In addition to providing out-of-the-box forests for quantile regression and instrumental variables, grf provides a framework for creating forests tailored to new statistical tasks. Certain components around splitting and prediction can be swapped out, within the general infrastructure for growing and predicting on trees.
The core forest implementation is written in C++, with an R interface powered by Rcpp. We recommend using a full-powered C++ IDE such as CLion, Xcode, or Visual Studio when working with the core code. To build the R package from source, cd into r-package
and run the build_package.R
script.
The forest implementation is composed of two top-level components, ForestTrainer and ForestPredictor.
ForestTrainer drives the tree-growing process, and has two pluggable components.
- RelabelingStrategy is applied before every split, and produces a set of relabelled outcomes given the observations for a group of samples. In the case of quantile forests, for example, this strategy computes the quantiles for the group of samples, then relabels them with a factor corresponding to the quantile they belong to.
- SplittingRule is called to find the best split for a particular node, given a set of outcomes. There are currently implementations for standard regression and multinomial splitting.
The trained forest produces a Forest object. This can then be passed to the ForestPredictor to predict on test samples. The predictor has a pluggable 'prediction strategy', which computes a prediction given a test sample. Prediction strategies can be one of two types:
- DefaultPredictionStrategy computes a prediction given a weighted list of training sample IDs that share a leaf with the test sample. Taking quantile forests as an example, this strategy would compute the quantiles of the weighted leaf samples.

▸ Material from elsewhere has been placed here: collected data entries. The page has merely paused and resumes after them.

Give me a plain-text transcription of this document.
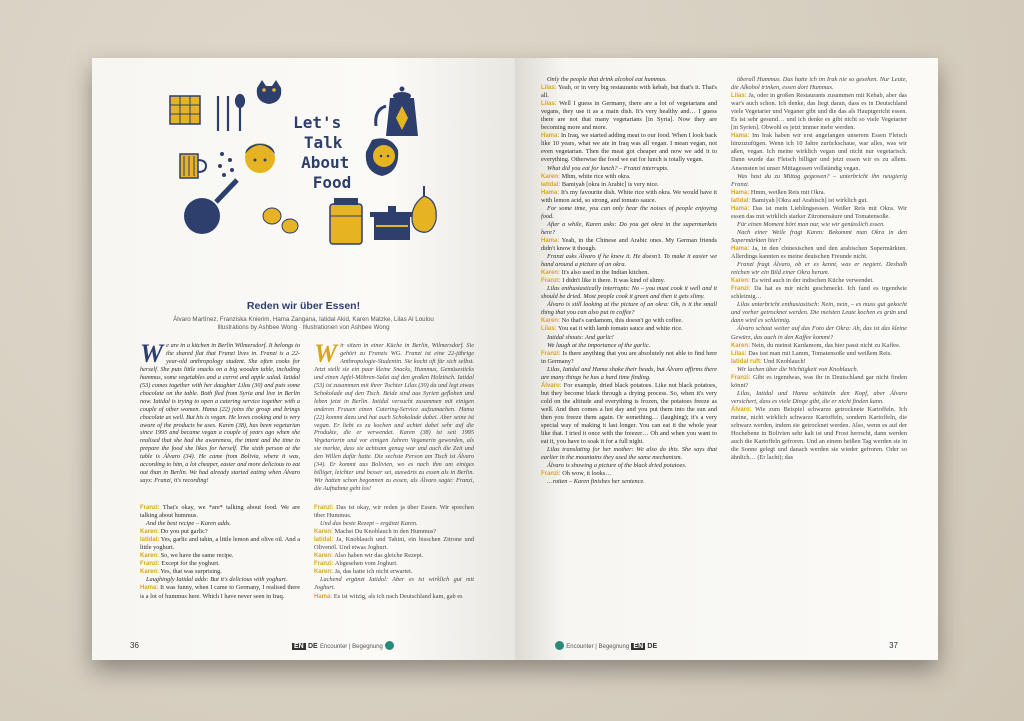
Let's Talk About Food
Reden wir über Essen!
Álvaro Martínez, Franziska Knierim, Hama Zangana, Iatidal Akid, Karen Matzke, Lilas Al Loulou
Illustrations by Ashbee Wong · Illustrationen von Ashbee Wong
We are in a kitchen in Berlin Wilmersdorf. It belongs to the shared flat that Franzi lives in. Franzi is a 22-year-old anthropology student. She often cooks for herself. She puts little snacks on a big wooden table, including hummus, some vegetables and a carrot and apple salad. Iatidal (53) comes together with her daughter Lilas (30) and puts some chocolate on the table. Both fled from Syria and live in Berlin now. Iatidal is trying to open a catering service together with a couple of other women. Hama (22) joins the group and brings chocolate as well. But his is vegan. He loves cooking and is very aware of the products he uses. Karen (38), has been vegetarian since 1995 and became vegan a couple of years ago when she realised that she had the awareness, the intent and the time to prepare the food she likes for herself. The sixth person at the table is Álvaro (34). He came from Bolivia, where it was, according to him, a lot cheaper, easier and more delicious to eat out than in Berlin. We had already started eating when Álvaro says: Franzi, it's recording!
Wir sitzen in einer Küche in Berlin, Wilmersdorf. Sie gehört zu Franzis WG. Franzi ist eine 22-jährige Anthropologie-Studentin. Sie kocht oft für sich selbst. Jetzt stellt sie ein paar kleine Snacks, Hummus, Gemüsesticks und einen Apfel-Möhren-Salat auf den großen Holztisch. Iatidal (53) ist zusammen mit ihrer Tochter Lilas (30) da und legt etwas Schokolade auf den Tisch. Beide sind aus Syrien geflohen und leben jetzt in Berlin. Iatidal versucht zusammen mit einigen anderen Frauen einen Catering-Service aufzumachen. Hama (22) kommt dazu und hat auch Schokolade dabei. Aber seine ist vegan. Er liebt es zu kochen und achtet dabei sehr auf die Produkte, die er verwendet. Karen (38) ist seit 1995 Vegetarierin und vor einigen Jahren Veganerin geworden, als sie merkte, dass sie achtsam genug war und auch die Zeit und den Willen dafür hatte. Die sechste Person am Tisch ist Álvaro (34). Er kommt aus Bolivien, wo es nach ihm um einiges billiger, leichter und besser sei, auswärts zu essen als in Berlin. Wir hatten schon begonnen zu essen, als Álvaro sagte: Franzi, die Aufnahme geht los!

Franzi: That's okay, we *are* talking about food. We are talking about hummus.

And the best recipe – Karen adds.

Karen: Do you put garlic?

Iatidal: Yes, garlic and tahin, a little lemon and olive oil. And a little yoghurt.

Karen: So, we have the same recipe.

Franzi: Except for the yoghurt.

Karen: Yes, that was surprising.

Laughingly Iatidal adds: But it's delicious with yoghurt.

Hama: It was funny, when I came to Germany, I realised there is a lot of hummus here. Which I have never seen in Iraq.

Franzi: Das ist okay, wir reden ja über Essen. Wir sprechen über Hummus.

Und das beste Rezept – ergänzt Karen.

Karen: Machst Du Knoblauch in den Hummus?

Iatidal: Ja, Knoblauch und Tahini, ein bisschen Zitrone und Olivenöl. Und etwas Joghurt.

Karen: Also haben wir das gleiche Rezept.

Franzi: Abgesehen vom Joghurt.

Karen: Ja, das hatte ich nicht erwartet.

Lachend ergänzt Iatidal: Aber es ist wirklich gut mit Joghurt.

Hama: Es ist witzig, als ich nach Deutschland kam, gab es

36	EN DE Encounter | Begegnung

Only the people that drink alcohol eat hummus.

Lilas: Yeah, or in very big restaurants with kebab, but that's it. That's all.

Lilas: Well I guess in Germany, there are a lot of vegetarians and vegans, they use it as a main dish. It's very healthy and… I guess there are not that many vegetarians [in Syria]. Now they are becoming more and more.

Hama: In Iraq, we started adding meat to our food. When I look back like 10 years, what we ate in Iraq was all vegan. I mean vegan, not even vegetarian. Then the meat got cheaper and now we add it to everything. Otherwise the food we eat for lunch is totally vegan.

What did you eat for lunch? – Franzi interrupts.

Karen: Mhm, white rice with okra.

Iatidal: Bamiyah [okra in Arabic] is very nice.

Hama: It's my favourite dish. White rice with okra. We would have it with lemon acid, so strong, and tomato sauce.

For some time, you can only hear the noises of people enjoying food.

After a while, Karen asks: Do you get okra in the supermarkets here?

Hama: Yeah, in the Chinese and Arabic ones. My German friends didn't know it though.

Franzi asks Álvaro if he knew it. He doesn't. To make it easier we hand around a picture of an okra.

Karen: It's also used in the Indian kitchen.

Franzi: I didn't like it there. It was kind of slimy.

Lilas enthusiastically interrupts: No – you must cook it well and it should be dried. Most people cook it green and then it gets slimy.

Álvaro is still looking at the picture of an okra: Oh, is it the small thing that you can also put in coffee?

Karen: No that's cardamom, this doesn't go with coffee.

Lilas: You eat it with lamb tomato sauce and white rice.

Iatidal shouts: And garlic!

We laugh at the importance of the garlic.

Franzi: Is there anything that you are absolutely not able to find here in Germany?

Lilas, Iatidal and Hama shake their heads, but Álvaro affirms there are many things he has a hard time finding.

Álvaro: For example, dried black potatoes. Like not black potatoes, but they become black through a drying process. So, when it's very cold on the altitude and everything is frozen, the potatoes freeze as well. And then comes a hot day and you put them into the sun and then you freeze them again. Or something… (laughing); it's a very special way of making it last longer. You can eat it the whole year like that. I tried it once with the freezer… Oh and when you want to eat it, you have to soak it for a full night.

Lilas translating for her mother: We also do this. She says that earlier in the mountains they used the same mechanism.

Álvaro is showing a picture of the black dried potatoes.

Franzi: Oh wow, it looks…

…rotten – Karen finishes her sentence.

überall Hummus. Das hatte ich im Irak nie so gesehen. Nur Leute, die Alkohol trinken, essen dort Hummus.

Lilas: Ja, oder in großen Restaurants zusammen mit Kebab, aber das war's auch schon. Ich denke, das liegt daran, dass es in Deutschland viele Vegetarier und Veganer gibt und die das als Hauptgericht essen. Es ist sehr gesund… und ich denke es gibt nicht so viele Vegetarier [in Syrien]. Obwohl es jetzt immer mehr werden.

Hama: Im Irak haben wir erst angefangen unserem Essen Fleisch hinzuzufügen. Wenn ich 10 Jahre zurückschaue, war alles, was wir aßen, vegan. Ich meine wirklich vegan und nicht nur vegetarisch. Dann wurde das Fleisch billiger und jetzt essen wir es zu allem. Ansonsten ist unser Mittagessen vollständig vegan.

Was hast du zu Mittag gegessen? – unterbricht ihn neugierig Franzi.

Hama: Hmm, weißen Reis mit Okra.

Iatidal: Bamiyah [Okra auf Arabisch] ist wirklich gut.

Hama: Das ist mein Lieblingsessen. Weißer Reis mit Okra. Wir essen das mit wirklich starker Zitronensäure und Tomatensoße.

Für einen Moment hört man nur, wie wir genüsslich essen.

Nach einer Weile fragt Karen: Bekommt man Okra in den Supermärkten hier?

Hama: Ja, in den chinesischen und den arabischen Supermärkten. Allerdings kannten es meine deutschen Freunde nicht.

Franzi fragt Álvaro, ob er es kennt, was er negiert. Deshalb reichen wir ein Bild einer Okra herum.

Karen: Es wird auch in der indischen Küche verwendet.

Franzi: Da hat es mir nicht geschmeckt. Ich fand es irgendwie schleimig…

Lilas unterbricht enthusiastisch: Nein, nein, – es muss gut gekocht und vorher getrocknet werden. Die meisten Leute kochen es grün und dann wird es schleimig.

Álvaro schaut weiter auf das Foto der Okra: Ah, das ist das kleine Gewürz, das auch in den Kaffee kommt?

Karen: Nein, du meinst Kardamom, das hier passt nicht zu Kaffee.

Lilas: Das isst man mit Lamm, Tomatensoße und weißem Reis.

Iatidal ruft: Und Knoblauch!

Wir lachen über die Wichtigkeit von Knoblauch.

Franzi: Gibt es irgendwas, was ihr in Deutschland gar nicht finden könnt?

Lilas, Iatidal und Hama schütteln den Kopf, aber Álvaro versichert, dass es viele Dinge gibt, die er nicht finden kann.

Álvaro: Wie zum Beispiel schwarze getrocknete Kartoffeln. Ich meine, nicht wirklich schwarze Kartoffeln, sondern Kartoffeln, die schwarz werden, indem sie getrocknet werden. Also, wenn es auf der Hochebene in Bolivien sehr kalt ist und Frost herrscht, dann werden auch die Kartoffeln gefroren. Und an einem heißen Tag werden sie in die Sonne gelegt und danach werden sie wieder gefroren. Oder so ähnlich… (Er lacht); das

Encounter | Begegnung EN DE	37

- OptimizedPredictionStrategy does not predict using a list of neighboring samples and weights, but instead precomputes summary values for each leaf during training, and uses these during prediction. This type of strategy will also be passed to ForestTrainer, so it can define how the summary values are computed.
Prediction strategies can also compute variance estimates for the predictions, given a forest trained with grouped trees. Because of performance constraints, only 'optimized' prediction strategies can provide variance estimates.
A particular type of forest is created by pulling together a set of pluggable components. As an example, a quantile forest is composed of a QuantileRelabelingStrategy, ProbabilitySplittingRule, and QuantilePredictionStrategy. The factory classes ForestTrainers and ForestPredictors define the common types of forests like regression, quantile, and causal forests.
When designing a forest for a new statistical task, we suggest following the format suggested in the paper: provide a custom RelabelingStrategy and PredictionStrategy, but use the standard RegressionSplittingRule. If modifications to the splitting rule must be made, they should be done carefully, as it is an extremely performance-sensitive piece of code.
To avoid the overhead of setting up new classes and Rcpp bindings, we provide a template for a 'custom' forest. To get started, fill in the implementation for CustomRelabelingStrategy and CustomPredictionStrategy. By default, the custom forest uses the standard regression splitting rule -- if you'd like to change this, consult the ForestTrainers.custom_trainer method.
This forest is made available in R as custom.forest
(with predict.custom.forest
). You can find a starter template for a test exercising the forest in testthat/test_custom_forest.R
. Note that you'll need to re-run build_package.R
after making changes to the C++ source.